Wie es ist… mit Depersonalisation (DP) und Derealisation (DR) zu leben

Wie erzählt man Menschen, dass man wahrnehmungsgestört ist?

Ich würde vermuten, dass die meisten von DP und DR noch nichts gehört haben. Dennoch kennt diese Symptome fast jede*r, die mal eine lange Nacht hatten, völlig übermüdet waren oder einen Schock erlebt haben. Depersonalisation äußert sich darin, dass man sich von außen betrachtet – so, als ob man nicht Teil des Geschehens wäre. In Filmen wird dieses Element oft bei Unfällen gebraucht. Derealisation äußert sich darin, dass man sich selbst und seine Umgebung nicht als real empfindet – alles wirkt weit weg, nicht in 3D, sondern eher wie ein Gemälde, das man sich anschaut.
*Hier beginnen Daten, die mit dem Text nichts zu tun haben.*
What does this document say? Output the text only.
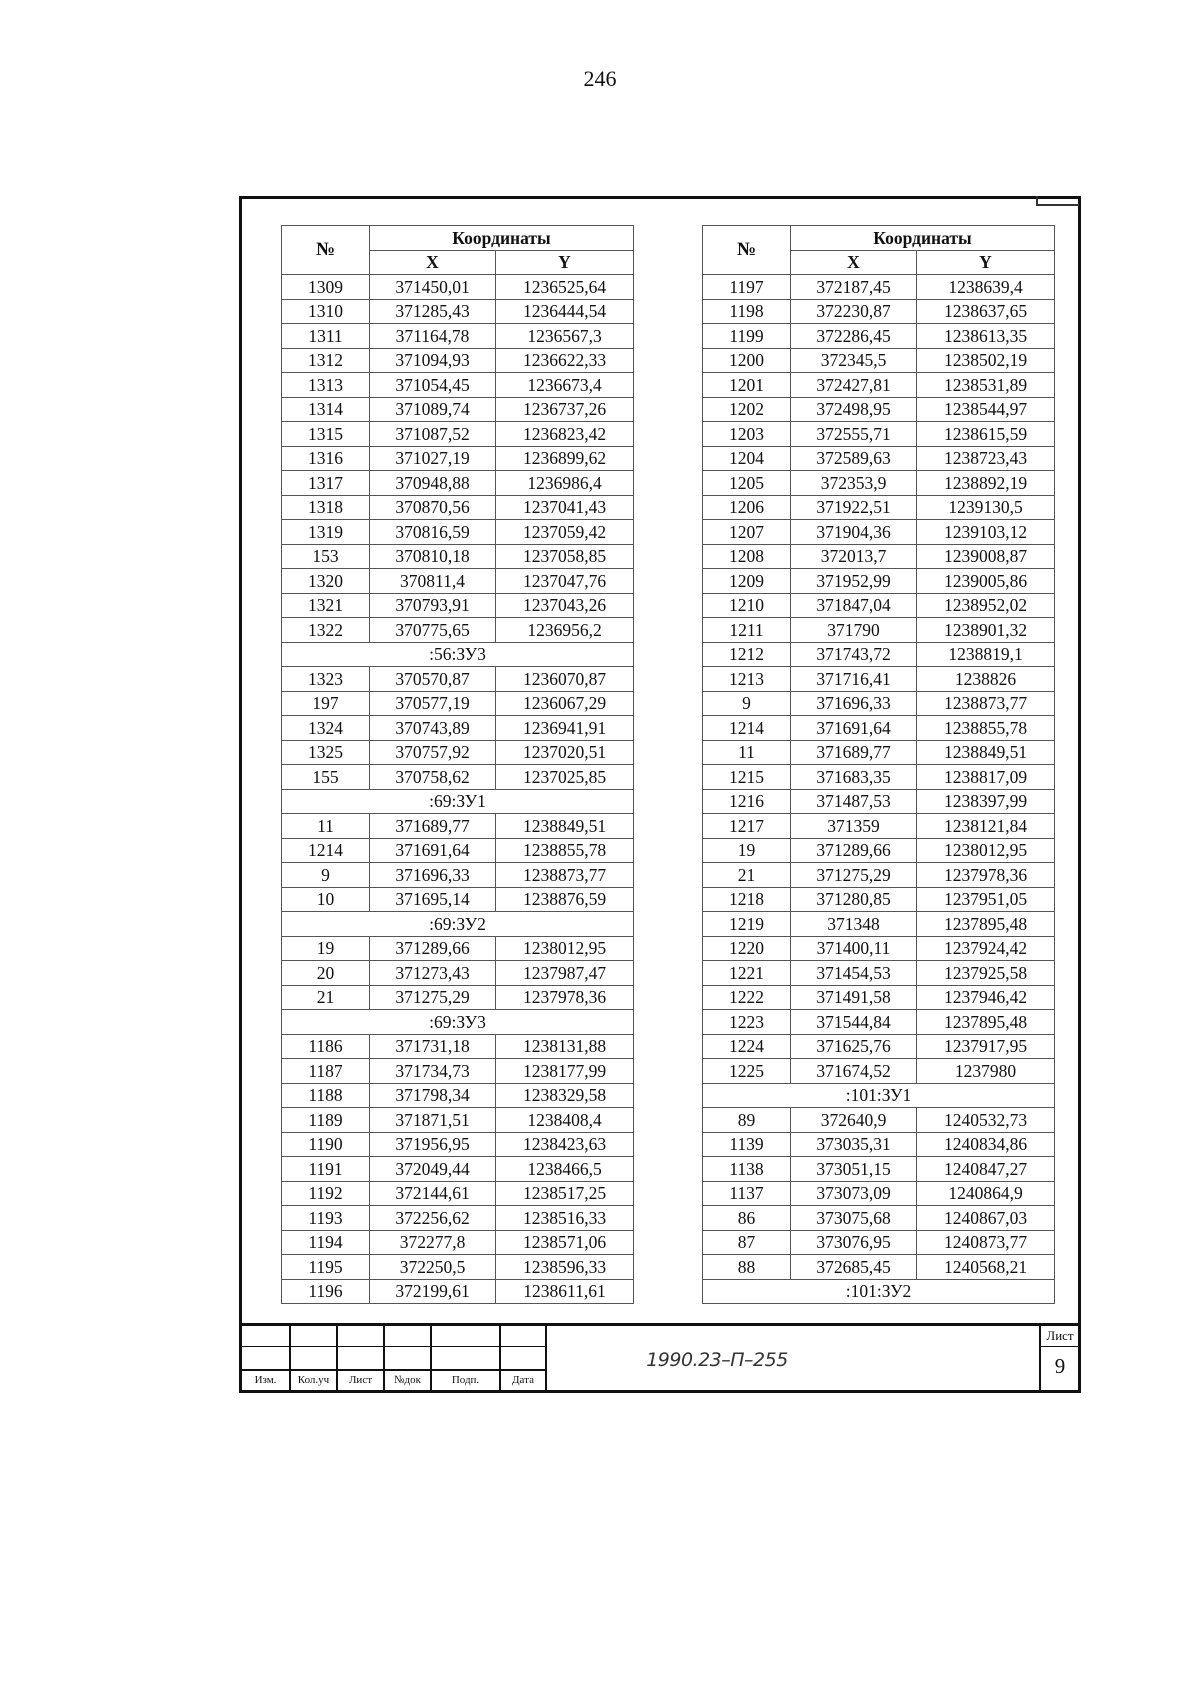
246
№	Координаты	
	X	Y
1309	371450,01	1236525,64
1310	371285,43	1236444,54
1311	371164,78	1236567,3
1312	371094,93	1236622,33
1313	371054,45	1236673,4
1314	371089,74	1236737,26
1315	371087,52	1236823,42
1316	371027,19	1236899,62
1317	370948,88	1236986,4
1318	370870,56	1237041,43
1319	370816,59	1237059,42
153	370810,18	1237058,85
1320	370811,4	1237047,76
1321	370793,91	1237043,26
1322	370775,65	1236956,2
:56:ЗУ3		
1323	370570,87	1236070,87
197	370577,19	1236067,29
1324	370743,89	1236941,91
1325	370757,92	1237020,51
155	370758,62	1237025,85
:69:ЗУ1		
11	371689,77	1238849,51
1214	371691,64	1238855,78
9	371696,33	1238873,77
10	371695,14	1238876,59
:69:ЗУ2		
19	371289,66	1238012,95
20	371273,43	1237987,47
21	371275,29	1237978,36
:69:ЗУ3		
1186	371731,18	1238131,88
1187	371734,73	1238177,99
1188	371798,34	1238329,58
1189	371871,51	1238408,4
1190	371956,95	1238423,63
1191	372049,44	1238466,5
1192	372144,61	1238517,25
1193	372256,62	1238516,33
1194	372277,8	1238571,06
1195	372250,5	1238596,33
1196	372199,61	1238611,61
№	Координаты	
	X	Y
1197	372187,45	1238639,4
1198	372230,87	1238637,65
1199	372286,45	1238613,35
1200	372345,5	1238502,19
1201	372427,81	1238531,89
1202	372498,95	1238544,97
1203	372555,71	1238615,59
1204	372589,63	1238723,43
1205	372353,9	1238892,19
1206	371922,51	1239130,5
1207	371904,36	1239103,12
1208	372013,7	1239008,87
1209	371952,99	1239005,86
1210	371847,04	1238952,02
1211	371790	1238901,32
1212	371743,72	1238819,1
1213	371716,41	1238826
9	371696,33	1238873,77
1214	371691,64	1238855,78
11	371689,77	1238849,51
1215	371683,35	1238817,09
1216	371487,53	1238397,99
1217	371359	1238121,84
19	371289,66	1238012,95
21	371275,29	1237978,36
1218	371280,85	1237951,05
1219	371348	1237895,48
1220	371400,11	1237924,42
1221	371454,53	1237925,58
1222	371491,58	1237946,42
1223	371544,84	1237895,48
1224	371625,76	1237917,95
1225	371674,52	1237980
:101:ЗУ1		
89	372640,9	1240532,73
1139	373035,31	1240834,86
1138	373051,15	1240847,27
1137	373073,09	1240864,9
86	373075,68	1240867,03
87	373076,95	1240873,77
88	372685,45	1240568,21
:101:ЗУ2		
Изм.	Кол.уч	Лист	№док	Подп.	Дата
1990.23–П–255
Лист
9
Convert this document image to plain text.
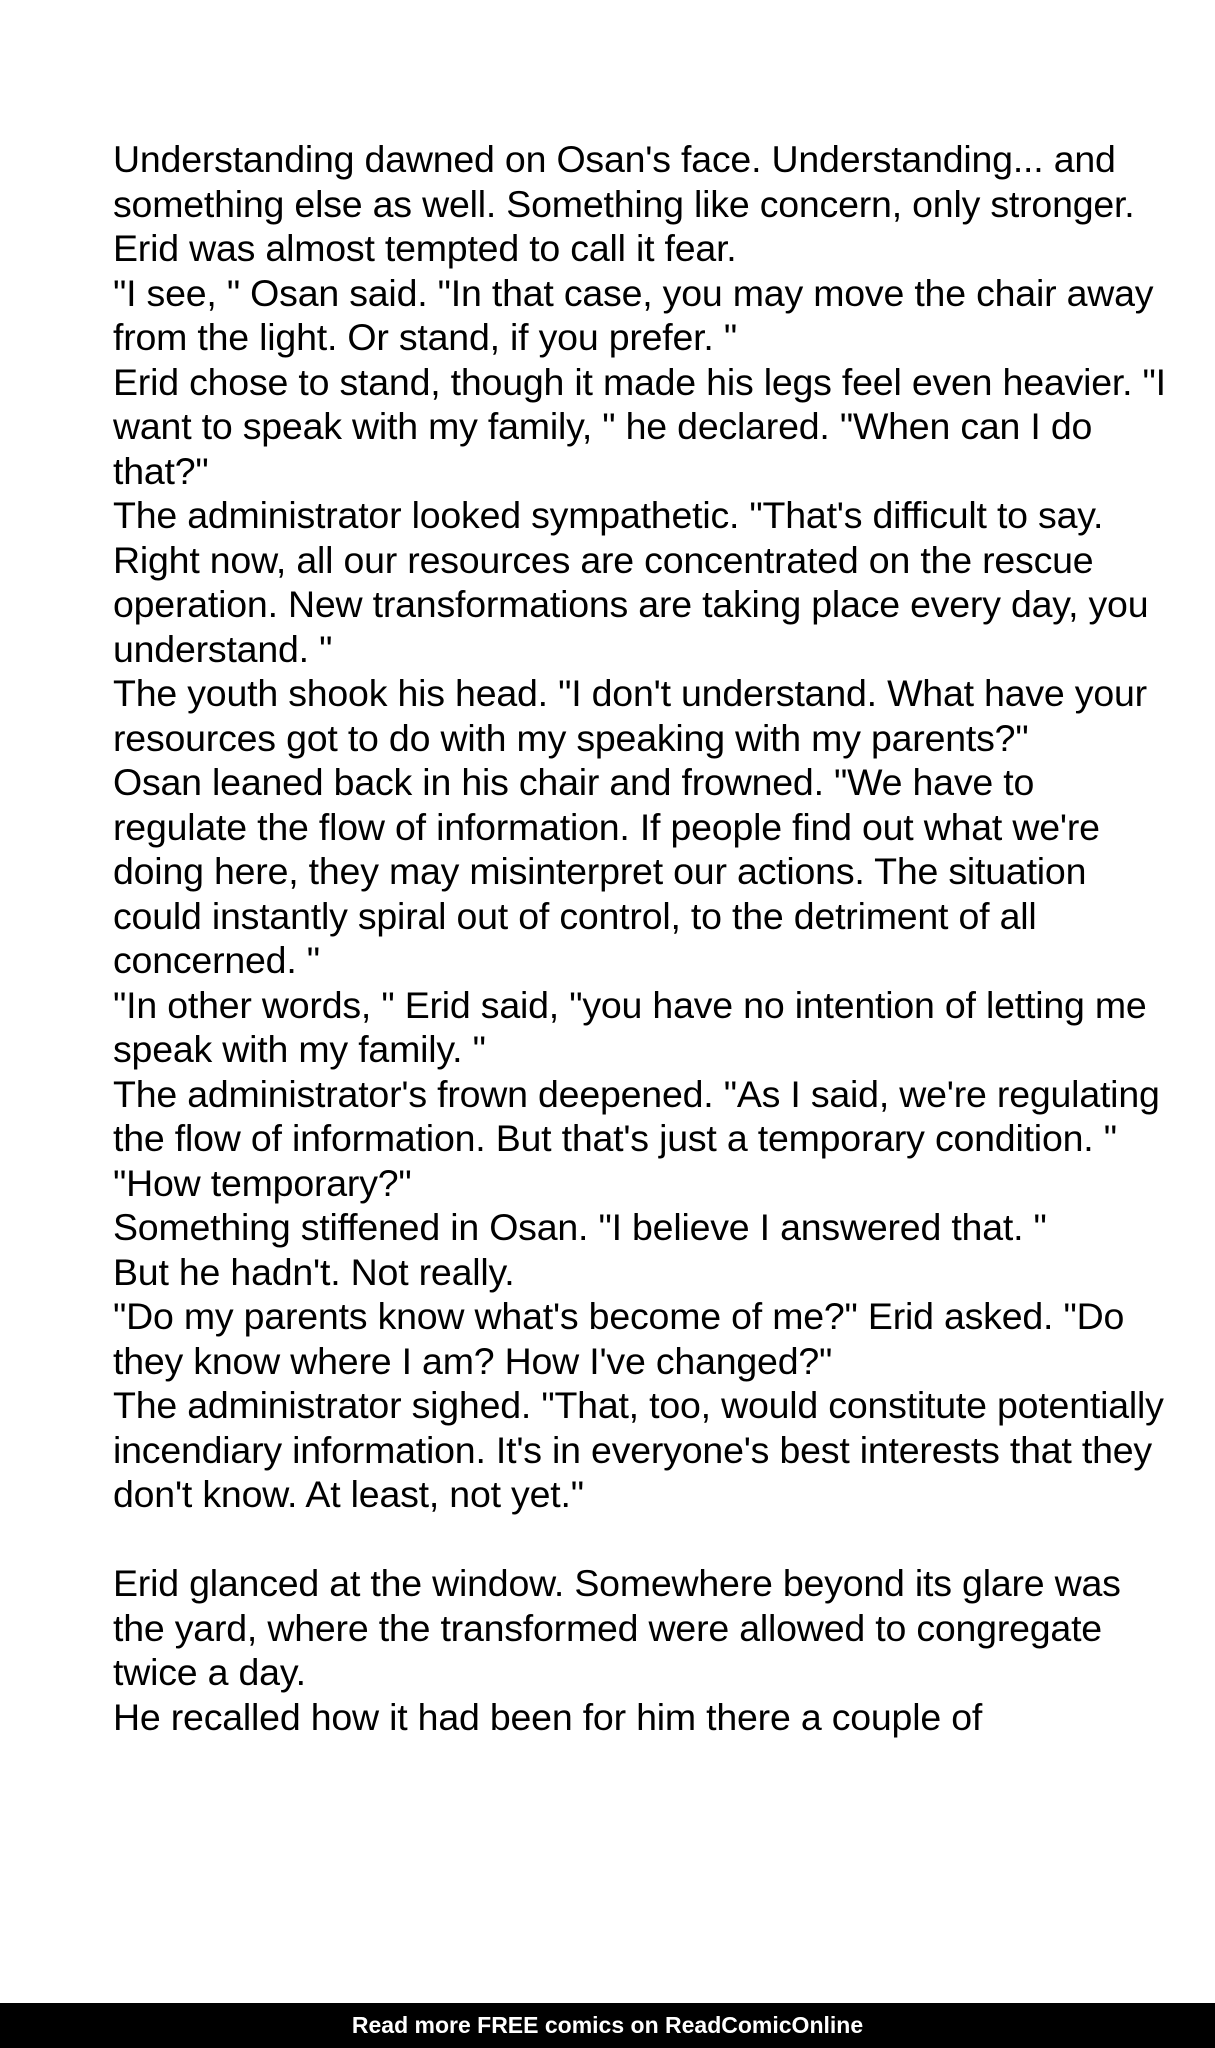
Understanding dawned on Osan's face. Understanding... and something else as well. Something like concern, only stronger.

Erid was almost tempted to call it fear.

"I see, " Osan said. "In that case, you may move the chair away from the light. Or stand, if you prefer. "

Erid chose to stand, though it made his legs feel even heavier. "I want to speak with my family, " he declared. "When can I do that?"

The administrator looked sympathetic. "That's difficult to say. Right now, all our resources are concentrated on the rescue operation. New transformations are taking place every day, you understand. "

The youth shook his head. "I don't understand. What have your resources got to do with my speaking with my parents?"

Osan leaned back in his chair and frowned. "We have to regulate the flow of information. If people find out what we're doing here, they may misinterpret our actions. The situation could instantly spiral out of control, to the detriment of all concerned. "

"In other words, " Erid said, "you have no intention of letting me speak with my family. "

The administrator's frown deepened. "As I said, we're regulating the flow of information. But that's just a temporary condition. "

"How temporary?"

Something stiffened in Osan. "I believe I answered that. "

But he hadn't. Not really.

"Do my parents know what's become of me?" Erid asked. "Do they know where I am? How I've changed?"

The administrator sighed. "That, too, would constitute potentially incendiary information. It's in everyone's best interests that they don't know. At least, not yet."

Erid glanced at the window. Somewhere beyond its glare was the yard, where the transformed were allowed to congregate twice a day.

He recalled how it had been for him there a couple of

Read more FREE comics on ReadComicOnline
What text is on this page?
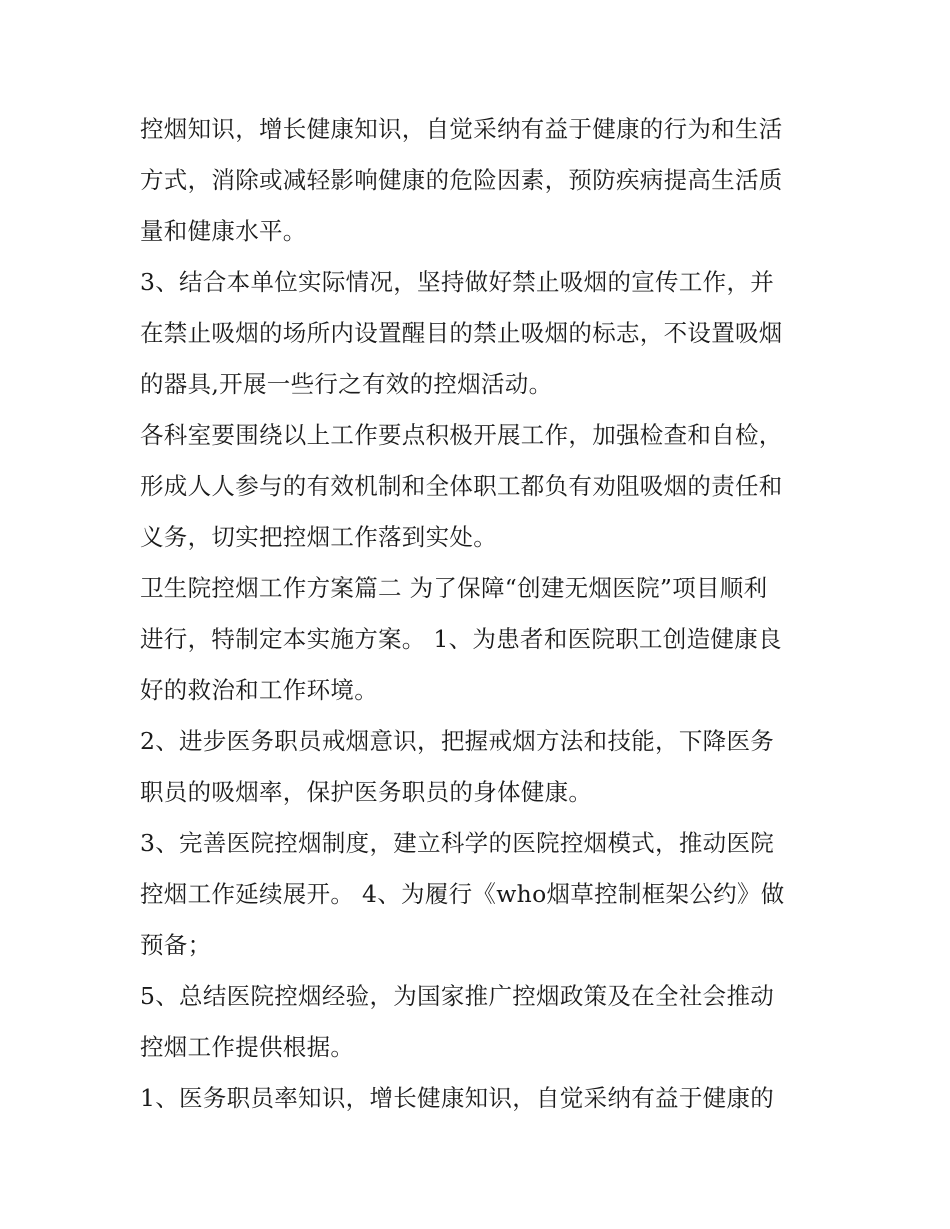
控烟知识，增长健康知识，自觉采纳有益于健康的行为和生活
方式，消除或减轻影响健康的危险因素，预防疾病提高生活质
量和健康水平。

3、结合本单位实际情况，坚持做好禁止吸烟的宣传工作，并
在禁止吸烟的场所内设置醒目的禁止吸烟的标志，不设置吸烟
的器具,开展一些行之有效的控烟活动。

各科室要围绕以上工作要点积极开展工作，加强检查和自检，
形成人人参与的有效机制和全体职工都负有劝阻吸烟的责任和
义务，切实把控烟工作落到实处。

卫生院控烟工作方案篇二 为了保障“创建无烟医院”项目顺利
进行，特制定本实施方案。 1、为患者和医院职工创造健康良
好的救治和工作环境。

2、进步医务职员戒烟意识，把握戒烟方法和技能，下降医务
职员的吸烟率，保护医务职员的身体健康。

3、完善医院控烟制度，建立科学的医院控烟模式，推动医院
控烟工作延续展开。 4、为履行《who烟草控制框架公约》做
预备；

5、总结医院控烟经验，为国家推广控烟政策及在全社会推动
控烟工作提供根据。

1、医务职员率知识，增长健康知识，自觉采纳有益于健康的
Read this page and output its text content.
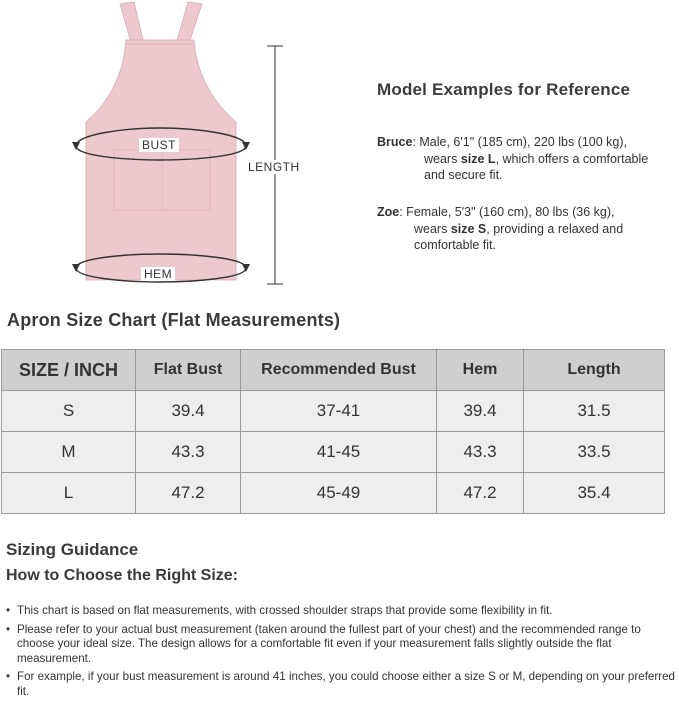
BUST
HEM
LENGTH
Model Examples for Reference
Bruce: Male, 6'1" (185 cm), 220 lbs (100 kg),
wears size L, which offers a comfortable
and secure fit.
Zoe: Female, 5'3" (160 cm), 80 lbs (36 kg),
wears size S, providing a relaxed and
comfortable fit.
Apron Size Chart (Flat Measurements)
SIZE / INCH	Flat Bust	Recommended Bust	Hem	Length
S	39.4	37-41	39.4	31.5
M	43.3	41-45	43.3	33.5
L	47.2	45-49	47.2	35.4
Sizing Guidance
How to Choose the Right Size:
• This chart is based on flat measurements, with crossed shoulder straps that provide some flexibility in fit.
• Please refer to your actual bust measurement (taken around the fullest part of your chest) and the recommended range to choose your ideal size. The design allows for a comfortable fit even if your measurement falls slightly outside the flat measurement.
• For example, if your bust measurement is around 41 inches, you could choose either a size S or M, depending on your preferred fit.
Ich lebe seit ca. 11 Jahren mit der Depersonalisation- und Derealisationsstörung. Diagnostiziert wurde sie aber erst vor 5 Jahren. Das ist eine sehr typische Geschichte. Genauso typisch ist, dass ich meine behandelnde Ärztin selbst darauf hinweisen musste. Dies liegt zum einen daran, dass bei vielen Erkrankungen DP und DR Begleitsymptome sind. Es werden also primär die anderen Krankheiten (z.B. Depression oder Angststörung) behandelt und davon ausgegangen, dass die DP/DR einfach so verschwindet. Zum anderen, dass diese Symptomatik als eigenständige Krankheit bei Ärzt*innen viel zu unbekannt ist. Dazu ist es für Betroffene noch schwer in Worte zu fassen. Gerade im psychiatrischen Kontext hatte ich Angst für völlig verrückt erklärt zu werden. Trotzdem möchte ich gerne versuchen es in Worte zu fassen, um ein Bewusstsein dafür zu schaffen und den Menschen Mut zu machen, die sich vielleicht darin wiedererkennen.

Die Depersonalisation ist bei mir immer da. Die Derealisation auch. Aber sie schwanken. Das Gefühl hatte ich die ersten Jahre nicht – vor allem weil Angst und Unsicherheit vorherrschten. Bei allem was ich tat, dachte ich immer nur: „Ich fühle nicht genug.“ Oder: „Irgendwie bin ich nicht ich selbst. Wer bin ich überhaupt?“ Im Spiegel erkannte ich mich nicht mehr richtig. Die Erkenntnis war ein ziemlicher Schock. Wenn ich Erinnerungen versuchte abzurufen, dann war es eine andere Person, die diese Dinge erlebt hatte. Ich konnte nichts mit mir verknüpfen. Da war ein Körper, und da waren Hände, die etwas taten, aber die gehörten nicht zu mir. Mich gab es gefühlt gar nicht. Manchmal stand ich an der Ampel und fragte mich, ob ich mir nur einbilde, dass die Ampel rot sei, weil sie so irreal erschien. Auch meine Heimatstadt fühlt sich bis heute nicht vertraut an, obwohl ich dort so lange gelebt habe. Selbst Menschen, die ich ewig kenne, können sich fremd für mich anfühlen. Das hört sich irre an und ja, ich hatte manchmal fürchterliche Angst völlig verrückt zu werden – oder schon zu sein. Oder noch schlimmer: Die Kontrolle über mich zu verlieren. Aber ein wichtiges Merkmal von DP/DR im Vergleich zur Psychose beispielsweise ist, dass man zu jedem Zeitpunkt noch reflektieren kann, dass gerade etwas nicht stimmt. So richtig irrational oder dem Verstand abtrünnig ist man also nie mit DP/DR, auch wenn es sich so anfühlt. Das kann erstmal Sicherheit geben, weil man es selbst nachprüfen kann. Trotzdem ist die Angst groß mit solchen Symptomen zu Ärzt*innen zu gehen.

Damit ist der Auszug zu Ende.